A growing number of hospitals are excusing sales representatives from the operating room and are educating their own employees to provide technical assistance to doctors during surgery, writes Jaimy Lee in Modern Healthcare. Representatives from medical device manufacturers have, in the past, routinely been present in operating rooms to reply to questions about the product the surgeon is implanting.
Hospitals Evict Sales Reps from ORs

Lee reports that by switching to a rep-less model, hospitals are both cutting costs and improving quality.
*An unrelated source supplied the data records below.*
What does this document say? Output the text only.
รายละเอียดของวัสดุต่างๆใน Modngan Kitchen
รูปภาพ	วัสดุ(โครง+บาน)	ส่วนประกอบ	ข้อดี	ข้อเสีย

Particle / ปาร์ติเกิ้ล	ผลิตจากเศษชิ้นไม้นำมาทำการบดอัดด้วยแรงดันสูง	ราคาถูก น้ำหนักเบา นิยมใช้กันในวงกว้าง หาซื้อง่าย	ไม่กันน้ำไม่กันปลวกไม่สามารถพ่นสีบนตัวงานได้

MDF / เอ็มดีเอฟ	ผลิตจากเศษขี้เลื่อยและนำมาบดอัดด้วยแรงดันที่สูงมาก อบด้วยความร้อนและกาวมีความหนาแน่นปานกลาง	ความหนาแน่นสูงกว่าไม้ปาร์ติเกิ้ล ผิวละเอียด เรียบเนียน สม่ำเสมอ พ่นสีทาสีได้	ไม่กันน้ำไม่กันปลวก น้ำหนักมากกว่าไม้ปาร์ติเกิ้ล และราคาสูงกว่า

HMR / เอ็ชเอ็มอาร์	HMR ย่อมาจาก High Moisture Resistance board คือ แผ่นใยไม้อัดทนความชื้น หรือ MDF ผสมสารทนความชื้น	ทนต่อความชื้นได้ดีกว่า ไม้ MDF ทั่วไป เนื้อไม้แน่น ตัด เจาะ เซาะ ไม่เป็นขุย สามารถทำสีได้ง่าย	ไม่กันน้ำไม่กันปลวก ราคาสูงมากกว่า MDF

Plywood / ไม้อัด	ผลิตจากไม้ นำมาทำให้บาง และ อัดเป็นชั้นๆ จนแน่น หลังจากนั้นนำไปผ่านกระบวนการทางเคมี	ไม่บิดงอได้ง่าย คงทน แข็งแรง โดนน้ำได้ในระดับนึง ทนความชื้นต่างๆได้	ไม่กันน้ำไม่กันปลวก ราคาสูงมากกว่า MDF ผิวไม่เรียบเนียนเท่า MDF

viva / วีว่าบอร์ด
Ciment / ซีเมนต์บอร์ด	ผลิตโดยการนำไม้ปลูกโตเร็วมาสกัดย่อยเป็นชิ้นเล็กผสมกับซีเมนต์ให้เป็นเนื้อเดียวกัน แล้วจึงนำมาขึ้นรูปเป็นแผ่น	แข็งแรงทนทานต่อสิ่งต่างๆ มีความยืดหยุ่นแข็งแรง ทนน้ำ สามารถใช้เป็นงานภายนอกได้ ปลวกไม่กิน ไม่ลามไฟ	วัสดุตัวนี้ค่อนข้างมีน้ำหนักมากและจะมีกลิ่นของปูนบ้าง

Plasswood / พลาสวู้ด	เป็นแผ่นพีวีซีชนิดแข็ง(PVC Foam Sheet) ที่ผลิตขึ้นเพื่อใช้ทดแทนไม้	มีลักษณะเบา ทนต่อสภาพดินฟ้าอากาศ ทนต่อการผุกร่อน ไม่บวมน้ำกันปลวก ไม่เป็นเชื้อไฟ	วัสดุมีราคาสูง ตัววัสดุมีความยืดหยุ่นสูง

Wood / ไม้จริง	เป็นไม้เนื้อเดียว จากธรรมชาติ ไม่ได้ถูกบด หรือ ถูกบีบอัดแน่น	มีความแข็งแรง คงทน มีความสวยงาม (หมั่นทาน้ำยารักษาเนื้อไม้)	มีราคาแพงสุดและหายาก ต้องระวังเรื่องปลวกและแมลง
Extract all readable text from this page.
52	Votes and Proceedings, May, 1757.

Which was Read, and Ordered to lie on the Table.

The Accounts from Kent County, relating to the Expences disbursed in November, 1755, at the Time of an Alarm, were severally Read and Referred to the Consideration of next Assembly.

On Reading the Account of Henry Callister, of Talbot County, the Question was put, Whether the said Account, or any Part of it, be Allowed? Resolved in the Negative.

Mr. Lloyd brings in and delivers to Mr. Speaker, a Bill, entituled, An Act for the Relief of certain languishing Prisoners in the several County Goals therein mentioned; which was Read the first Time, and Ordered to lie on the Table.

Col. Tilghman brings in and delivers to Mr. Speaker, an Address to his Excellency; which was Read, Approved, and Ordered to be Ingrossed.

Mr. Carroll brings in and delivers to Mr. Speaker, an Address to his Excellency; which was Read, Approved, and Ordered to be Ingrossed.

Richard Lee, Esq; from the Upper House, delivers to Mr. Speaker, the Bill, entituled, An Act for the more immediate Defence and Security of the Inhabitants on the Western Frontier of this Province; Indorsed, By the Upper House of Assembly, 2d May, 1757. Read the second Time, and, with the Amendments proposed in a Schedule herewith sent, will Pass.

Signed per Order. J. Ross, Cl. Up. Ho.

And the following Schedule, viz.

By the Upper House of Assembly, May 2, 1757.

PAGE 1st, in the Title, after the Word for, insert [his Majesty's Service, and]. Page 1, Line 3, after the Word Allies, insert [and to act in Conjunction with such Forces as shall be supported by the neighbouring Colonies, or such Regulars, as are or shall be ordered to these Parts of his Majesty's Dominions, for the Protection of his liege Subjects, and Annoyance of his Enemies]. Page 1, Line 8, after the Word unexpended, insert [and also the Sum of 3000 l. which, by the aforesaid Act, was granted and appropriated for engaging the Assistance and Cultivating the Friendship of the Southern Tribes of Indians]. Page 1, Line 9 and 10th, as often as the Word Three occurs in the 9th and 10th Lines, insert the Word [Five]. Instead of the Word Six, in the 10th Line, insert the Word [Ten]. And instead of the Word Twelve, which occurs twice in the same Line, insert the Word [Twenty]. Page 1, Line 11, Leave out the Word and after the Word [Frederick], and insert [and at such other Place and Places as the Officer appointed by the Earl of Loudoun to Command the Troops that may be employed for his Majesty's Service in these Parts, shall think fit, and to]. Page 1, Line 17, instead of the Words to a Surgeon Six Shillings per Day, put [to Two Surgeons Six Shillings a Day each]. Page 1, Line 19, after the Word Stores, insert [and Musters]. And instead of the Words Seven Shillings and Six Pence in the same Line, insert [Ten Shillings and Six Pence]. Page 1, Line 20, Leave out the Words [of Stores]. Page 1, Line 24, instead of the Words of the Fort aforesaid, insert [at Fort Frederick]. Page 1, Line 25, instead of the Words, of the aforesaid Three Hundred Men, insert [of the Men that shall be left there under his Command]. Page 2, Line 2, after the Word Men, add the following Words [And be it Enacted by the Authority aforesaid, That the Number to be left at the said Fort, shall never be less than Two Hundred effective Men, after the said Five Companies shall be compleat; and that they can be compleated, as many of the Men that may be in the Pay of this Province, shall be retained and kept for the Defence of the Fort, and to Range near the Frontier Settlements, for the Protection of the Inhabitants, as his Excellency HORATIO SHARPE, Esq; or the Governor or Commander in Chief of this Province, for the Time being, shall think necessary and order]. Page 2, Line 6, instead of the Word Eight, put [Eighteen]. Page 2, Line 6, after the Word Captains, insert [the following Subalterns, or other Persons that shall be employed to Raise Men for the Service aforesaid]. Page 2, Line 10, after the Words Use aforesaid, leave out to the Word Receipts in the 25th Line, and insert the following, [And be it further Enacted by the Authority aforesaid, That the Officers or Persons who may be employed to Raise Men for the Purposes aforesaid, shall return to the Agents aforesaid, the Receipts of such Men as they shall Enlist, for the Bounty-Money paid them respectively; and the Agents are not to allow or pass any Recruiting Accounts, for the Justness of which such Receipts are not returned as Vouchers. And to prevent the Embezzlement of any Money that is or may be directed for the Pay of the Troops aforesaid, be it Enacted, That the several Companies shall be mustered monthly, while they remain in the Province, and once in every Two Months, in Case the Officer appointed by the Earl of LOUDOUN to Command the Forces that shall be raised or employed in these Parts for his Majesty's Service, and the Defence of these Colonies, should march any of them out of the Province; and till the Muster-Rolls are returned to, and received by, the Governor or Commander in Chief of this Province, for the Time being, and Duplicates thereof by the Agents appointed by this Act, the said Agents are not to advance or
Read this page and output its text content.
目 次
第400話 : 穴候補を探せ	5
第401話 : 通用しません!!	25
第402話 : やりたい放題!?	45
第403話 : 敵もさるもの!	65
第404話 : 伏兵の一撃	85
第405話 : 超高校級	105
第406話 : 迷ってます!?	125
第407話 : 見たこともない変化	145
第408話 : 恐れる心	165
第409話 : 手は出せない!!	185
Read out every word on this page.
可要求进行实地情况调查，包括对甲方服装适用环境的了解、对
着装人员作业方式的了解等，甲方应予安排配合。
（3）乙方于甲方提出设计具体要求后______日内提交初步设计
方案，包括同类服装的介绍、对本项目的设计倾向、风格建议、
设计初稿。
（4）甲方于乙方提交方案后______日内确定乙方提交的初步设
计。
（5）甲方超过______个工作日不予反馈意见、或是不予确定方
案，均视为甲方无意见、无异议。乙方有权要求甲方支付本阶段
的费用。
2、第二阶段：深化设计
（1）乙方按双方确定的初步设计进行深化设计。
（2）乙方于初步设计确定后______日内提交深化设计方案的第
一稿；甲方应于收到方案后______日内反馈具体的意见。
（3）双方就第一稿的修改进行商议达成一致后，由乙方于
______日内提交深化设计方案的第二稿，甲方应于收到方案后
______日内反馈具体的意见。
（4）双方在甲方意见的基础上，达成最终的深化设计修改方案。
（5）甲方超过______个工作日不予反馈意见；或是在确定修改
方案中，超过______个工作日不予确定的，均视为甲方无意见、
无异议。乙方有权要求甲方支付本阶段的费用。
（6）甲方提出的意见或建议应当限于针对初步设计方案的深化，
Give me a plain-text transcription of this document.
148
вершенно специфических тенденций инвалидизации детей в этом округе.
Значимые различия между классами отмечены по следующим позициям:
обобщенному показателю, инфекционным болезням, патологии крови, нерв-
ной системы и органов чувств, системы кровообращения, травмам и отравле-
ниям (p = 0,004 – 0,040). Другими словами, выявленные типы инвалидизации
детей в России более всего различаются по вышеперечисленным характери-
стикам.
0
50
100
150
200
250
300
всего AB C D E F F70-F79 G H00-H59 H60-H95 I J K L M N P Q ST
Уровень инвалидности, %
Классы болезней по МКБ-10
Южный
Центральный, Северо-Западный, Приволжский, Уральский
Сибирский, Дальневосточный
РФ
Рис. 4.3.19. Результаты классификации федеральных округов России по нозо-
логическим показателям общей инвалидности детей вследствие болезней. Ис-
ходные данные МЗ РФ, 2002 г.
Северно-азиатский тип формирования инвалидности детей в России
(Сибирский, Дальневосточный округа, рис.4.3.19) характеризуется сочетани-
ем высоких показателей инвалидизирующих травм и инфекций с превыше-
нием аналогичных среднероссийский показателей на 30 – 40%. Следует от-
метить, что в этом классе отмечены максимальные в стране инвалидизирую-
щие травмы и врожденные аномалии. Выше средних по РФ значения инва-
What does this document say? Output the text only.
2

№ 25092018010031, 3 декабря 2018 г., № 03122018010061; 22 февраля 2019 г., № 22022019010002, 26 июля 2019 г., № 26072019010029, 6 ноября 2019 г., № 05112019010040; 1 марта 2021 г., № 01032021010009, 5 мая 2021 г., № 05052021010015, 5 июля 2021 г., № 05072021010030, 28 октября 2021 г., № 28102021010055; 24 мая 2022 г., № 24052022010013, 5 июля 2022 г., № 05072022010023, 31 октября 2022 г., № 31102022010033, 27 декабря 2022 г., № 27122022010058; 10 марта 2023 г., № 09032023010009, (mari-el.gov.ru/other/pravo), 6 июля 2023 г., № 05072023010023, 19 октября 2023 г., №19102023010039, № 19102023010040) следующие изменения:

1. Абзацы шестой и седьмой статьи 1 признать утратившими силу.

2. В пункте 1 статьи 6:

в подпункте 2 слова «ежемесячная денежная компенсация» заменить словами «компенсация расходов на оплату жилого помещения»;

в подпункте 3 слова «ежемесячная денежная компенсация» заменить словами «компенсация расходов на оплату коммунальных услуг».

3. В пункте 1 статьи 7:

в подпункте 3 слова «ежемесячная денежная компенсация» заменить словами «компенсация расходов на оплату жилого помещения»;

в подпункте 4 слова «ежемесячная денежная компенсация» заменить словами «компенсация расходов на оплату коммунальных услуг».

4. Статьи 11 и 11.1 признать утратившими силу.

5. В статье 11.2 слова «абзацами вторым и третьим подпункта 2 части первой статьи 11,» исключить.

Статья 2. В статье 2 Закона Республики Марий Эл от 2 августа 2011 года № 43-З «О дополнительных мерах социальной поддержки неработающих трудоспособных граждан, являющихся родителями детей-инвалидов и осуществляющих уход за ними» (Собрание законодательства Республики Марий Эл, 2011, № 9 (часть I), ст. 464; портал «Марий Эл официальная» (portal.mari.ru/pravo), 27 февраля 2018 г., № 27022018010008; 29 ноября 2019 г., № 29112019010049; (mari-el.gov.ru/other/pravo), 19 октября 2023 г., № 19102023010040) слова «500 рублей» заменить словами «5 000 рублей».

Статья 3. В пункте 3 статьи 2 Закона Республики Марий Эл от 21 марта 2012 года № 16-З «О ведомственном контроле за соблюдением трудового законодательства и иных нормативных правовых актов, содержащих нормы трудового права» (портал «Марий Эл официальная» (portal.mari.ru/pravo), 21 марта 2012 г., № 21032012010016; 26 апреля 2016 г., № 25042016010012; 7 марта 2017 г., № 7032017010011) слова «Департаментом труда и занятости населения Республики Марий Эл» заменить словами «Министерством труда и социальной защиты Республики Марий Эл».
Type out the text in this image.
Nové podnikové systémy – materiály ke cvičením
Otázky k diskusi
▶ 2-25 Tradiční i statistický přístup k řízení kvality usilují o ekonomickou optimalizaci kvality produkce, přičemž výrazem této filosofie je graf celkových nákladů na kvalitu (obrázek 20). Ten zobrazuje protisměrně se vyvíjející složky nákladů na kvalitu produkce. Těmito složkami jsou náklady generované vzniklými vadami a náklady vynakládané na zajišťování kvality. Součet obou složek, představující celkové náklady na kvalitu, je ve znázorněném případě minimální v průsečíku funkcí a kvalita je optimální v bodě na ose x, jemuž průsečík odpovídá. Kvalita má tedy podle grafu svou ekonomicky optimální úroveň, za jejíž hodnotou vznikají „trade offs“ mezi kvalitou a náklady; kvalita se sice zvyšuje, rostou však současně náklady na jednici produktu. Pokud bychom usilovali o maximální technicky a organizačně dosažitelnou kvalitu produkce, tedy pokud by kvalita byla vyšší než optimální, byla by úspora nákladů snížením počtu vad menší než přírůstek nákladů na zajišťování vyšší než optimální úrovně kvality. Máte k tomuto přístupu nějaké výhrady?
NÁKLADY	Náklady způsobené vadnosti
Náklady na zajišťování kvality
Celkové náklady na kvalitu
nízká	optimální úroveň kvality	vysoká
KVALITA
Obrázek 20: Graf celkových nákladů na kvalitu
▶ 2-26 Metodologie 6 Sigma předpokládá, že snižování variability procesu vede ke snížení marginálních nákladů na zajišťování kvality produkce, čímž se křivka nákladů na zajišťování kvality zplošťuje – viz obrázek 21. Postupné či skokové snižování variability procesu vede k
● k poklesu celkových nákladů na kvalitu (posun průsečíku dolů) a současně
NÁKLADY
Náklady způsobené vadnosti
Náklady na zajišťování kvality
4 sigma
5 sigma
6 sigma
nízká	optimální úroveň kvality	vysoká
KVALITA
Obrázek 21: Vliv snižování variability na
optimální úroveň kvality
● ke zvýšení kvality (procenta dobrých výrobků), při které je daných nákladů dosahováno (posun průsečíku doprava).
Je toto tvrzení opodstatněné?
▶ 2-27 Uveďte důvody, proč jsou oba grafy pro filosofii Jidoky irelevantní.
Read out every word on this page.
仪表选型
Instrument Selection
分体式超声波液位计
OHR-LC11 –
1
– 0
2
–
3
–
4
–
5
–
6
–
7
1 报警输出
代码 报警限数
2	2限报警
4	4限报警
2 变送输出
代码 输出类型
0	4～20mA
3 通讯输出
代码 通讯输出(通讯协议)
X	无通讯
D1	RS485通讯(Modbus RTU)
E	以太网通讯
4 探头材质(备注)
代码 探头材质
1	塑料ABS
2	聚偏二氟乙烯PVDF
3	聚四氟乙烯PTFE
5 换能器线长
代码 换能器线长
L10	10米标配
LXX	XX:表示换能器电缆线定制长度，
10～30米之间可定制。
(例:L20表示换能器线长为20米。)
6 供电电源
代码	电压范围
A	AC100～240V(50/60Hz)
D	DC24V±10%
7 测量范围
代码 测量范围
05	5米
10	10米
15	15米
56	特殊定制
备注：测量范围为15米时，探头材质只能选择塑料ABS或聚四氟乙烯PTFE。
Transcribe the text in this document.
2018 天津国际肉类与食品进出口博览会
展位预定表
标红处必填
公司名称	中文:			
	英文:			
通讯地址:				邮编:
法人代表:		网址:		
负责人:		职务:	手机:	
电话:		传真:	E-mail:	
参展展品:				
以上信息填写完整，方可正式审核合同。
Loma Linda University Medical Center is a case where the hospital claims to have decreased the prices of implants by about 50%. Lee writes that 90% of the approximately 400 hip and knee replacement surgeries performed each year at Loma Linda are done using the rep-less, direct service model.
Loma Linda hospital employs two in-house orthopedic device technicians—trained by the device manufactures—who manage the implant devices from the moment they arrive at the hospital. “Sales reps have created this necessity for themselves with the surgeon, and we’re saying it’s not as necessary as everyone thinks it is, ” says Justin Freed, the executive director of supply chain at Loma Linda University Medical Center.
According to Lee, some small and mid-size device makers and distributors are taking advantage of this trend and are working with the hospitals to develop the rep-less model. As part of their response they are selling their implants at a significant discount.
Not everyone thinks the rep-less model is a good thing. Lee noted that some observers believe that eliminating sales reps in the operating room could affect patient safety if not done properly. Lisa McGiffert, director of the Consumers Union’s Safety Patient Project, said, “If hospitals are not looking at safety and effectiveness as well as cost, then you might have a recipe for disaster.”
Lee makes the point for Modern Healthcare that removing the sales reps from the operating rooms could improve infection control and mitigate legal risks if there is a lack of informed consent when a patient does not know the rep is present in the operating room.

Discussion
This is a fascinating development. In my practice we've seen similar outcomes with the revised protocol. The key differentiator seems to be patient selection criteria. Has anyone else noticed the correlation with BMI thresholds?
Great point. I'd push back slightly on the conclusion, the sample size in the cited study is too small to draw population-level inferences. That said, the directional signal is compelling and worth a larger RCT.
We implemented a similar approach last year. Early results are promising but we're still gathering 12-month follow-up data. Happy to share our protocol if anyone is interested.